- 1879 Okunma
- 2 Yorum
- 0 Beğeni
MUTLULUK OYUNU
Şimdi size gerçekte çok “trajik” bir yanı olan bir oyundan bahsedeceğim : Üzerinde yaşadığımız dünyanın birçok yerinde , çocuk , genç , yetişkin , yaşlı ayrımı yapılmaksızın , her yaştan insanın oynadığı ; fakat bir türlü bunun bir “oyun” olduğunun farkına varamadığı bir oyun bu… Mutluluk oyunu…

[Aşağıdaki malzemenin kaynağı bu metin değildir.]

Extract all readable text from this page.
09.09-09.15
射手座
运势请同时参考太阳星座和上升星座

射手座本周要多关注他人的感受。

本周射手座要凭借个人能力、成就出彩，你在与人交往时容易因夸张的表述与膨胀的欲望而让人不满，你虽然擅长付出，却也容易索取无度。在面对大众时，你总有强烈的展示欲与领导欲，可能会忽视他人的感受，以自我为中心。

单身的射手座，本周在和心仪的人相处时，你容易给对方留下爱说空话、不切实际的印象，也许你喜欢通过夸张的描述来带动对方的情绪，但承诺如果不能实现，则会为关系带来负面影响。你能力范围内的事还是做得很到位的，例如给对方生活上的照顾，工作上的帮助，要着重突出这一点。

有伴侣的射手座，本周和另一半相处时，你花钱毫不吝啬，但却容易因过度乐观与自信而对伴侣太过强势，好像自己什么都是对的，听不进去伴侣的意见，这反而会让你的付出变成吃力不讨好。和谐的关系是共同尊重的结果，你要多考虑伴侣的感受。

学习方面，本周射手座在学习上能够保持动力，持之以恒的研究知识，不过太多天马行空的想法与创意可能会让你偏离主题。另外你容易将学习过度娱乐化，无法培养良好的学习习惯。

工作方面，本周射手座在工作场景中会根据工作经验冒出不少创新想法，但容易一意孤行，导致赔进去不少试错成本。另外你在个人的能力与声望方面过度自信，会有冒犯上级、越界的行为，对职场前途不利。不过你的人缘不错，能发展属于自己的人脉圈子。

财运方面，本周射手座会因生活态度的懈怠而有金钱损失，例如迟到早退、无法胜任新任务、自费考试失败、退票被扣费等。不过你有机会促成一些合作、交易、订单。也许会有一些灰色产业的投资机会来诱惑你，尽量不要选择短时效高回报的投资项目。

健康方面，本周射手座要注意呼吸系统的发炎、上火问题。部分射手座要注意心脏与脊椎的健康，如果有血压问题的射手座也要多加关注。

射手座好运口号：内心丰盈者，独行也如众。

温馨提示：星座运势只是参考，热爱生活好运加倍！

Jonathan Nolan’ın senaryosunu yazdığı , Christopher Nolan’ın ise , yönetmenliğini üstlendiği “Memento” ( “Akıl Defteri” adıyla gösterime girdi . Bu kelimenin ( memento ) Türkçe’de benim bulabildiğim karşılığı , “yadigar” kelimesidir ) adlı , muhteşem zekasıyla öne çıkan filmde , filmin baş karakteri olan Leonard’ın ( Guy Pearce canlandırmıştı bu karakteri ) şöyle bir repliği vardı hatırladığım kadarıyla : “Mutlu olmak için herkes kendine yalan söyler .” Bu cümleden hareketle şunu söyleyebilirim : Kapitalist dünyamızda oynanan bütün mutluluk oyunları , bir yalanla başlıyor ; belki de tümüyle yalanlardan oluşuyor . Bir insanın en dürüst davranması gereken kişi , kendisidir . Düşünmeyi öğrendiğimden beri , inandığım en önemli cümlelerden biridir bu . Ben bu yüzden kendime – hemen hemen hiç ( aslında hiç söylediğimi hatırlamıyorum ) – yalan söylemem . Çünkü mutluluğu kendime yalan söyleyerek aramam , mutluluğu oyun oynayarak aramam . Peki , çağımızın insanı ne yapıyor ? Başkalarına yalan söylemenin yanı sıra , kendisine de sürekli olarak yalan söylüyor . Gündelik yaşamın içinde bulamadığı mutluluğu , siyahın en koyu tonlarındaki renklerden oluşan bu yalanlarda arıyor . Ve bence pek çok konuda hata yaptığı gibi , bu konuda da hata yapıyor . Bu aşamada son olarak şunu söylemek istiyorum : İnsanın , kendine yalan söyleyerek mutluluk arayacağı yerde , kendine itiraf ettiği , kişisel bir gerçekle acı çekmesi daha iyidir . Çünkü bu kişisel gerçeğin insana vereceği acı , kendisine söylediği herhangi bir yalanla mutlu olamayacağını anladığı anda duyacağı acıdan daha az şiddetli olacaktır…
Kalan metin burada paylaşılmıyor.